Beebe, who died unexpectedly March 19 in Victoria at the age of 62, first took over as editor for a brief period in the early 1970s.
It was during his return to the helm from 1978 to the spring of 1982 that Beebe and Star staff reported on dramatic and everlasting changes to the territory's landscape and its social fabric.
It was under Beebe's watch in 1979 that the Dempster Highway was opened, piercing through mountains and slicing across tundra like nowhere else in the Western Hemisphere.
In a journal-style report, the late editor provided readers with an insight into the ruggedness and beauty of a wilderness witnessed by few until then.
He sat as the boss, but maintained his affection for writing and reporting, with features like his experience on the Dempster to an in-depth view inside the workings of the Whitehorse Copper mine.
As Beebe's seat was just beginning to warm in his second tenure at the Star, the days of governance in the territory underwent a dramatic shift, from a supposedly non-partisan territorial council to party politics.
The Conservatives, since renamed the Yukon Party, were the first to rule.
Then in his mid-30s, Beebe and the staff watched as the sun began to set on the Yukon's relatively prosperous times of the 1970s.
It was an era anchored by the success of the Cyprus Anvil Mining Corp. mine near Faro, Whitehorse Copper and a generally healthy mining industry.
The early 1980s brought devastation to the Yukon's economy.
Jackie Pierce, the Star's owner-publisher, worked alongside Beebe both in the early 1970s and as the advertising manager during his second stint at the newspaper.
Beebe, she said, was in charge during periods of great change for the Yukon.
'He was a fine editor,' she said.
Current editor Jim Butler, who Beebe hired by telephone out of Montreal in 1981 to become the paper's government reporter, said he had immense respect for Beebe's vast knowledge of the territory, his broad network of news contacts and his strong sense of journalism ethics.
'It's incredibly sad that someone with such a sweeping knowledge of the North, and his keen sense of history and tradition of newspapers, has left us while still in the prime of his life, especially as a family man,' Butler said.
Beebe was born in Lincoln, Neb. in 1945 and came to Canada in the 1960s as an anti-Vietnam War activist.
His career as a reporter began with the Toronto Star before he first came to the Yukon in the early 1970s.

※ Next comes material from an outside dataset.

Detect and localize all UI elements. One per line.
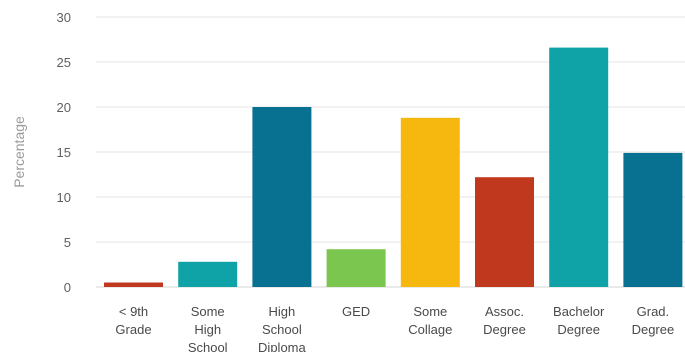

Following his departure from the Star in 1982, Beebe went on to work as a communications advisor for what was then the Council for Yukon Indians, and later moved over to the Yukon government.
In 1992, Beebe moved south and began a career as a senior advisor in several ministries with the Province of B.C. over the years.
He is survived by his wife, Lorna Harris, two children and many members of his immediate family.
The Star has had only three editors in the last 29 years Beebe, Massey Padgham, from 1982 to 1988, and Butler, from 1988 to the present.
Padgham now works on the news desk of the Vancouver Sun.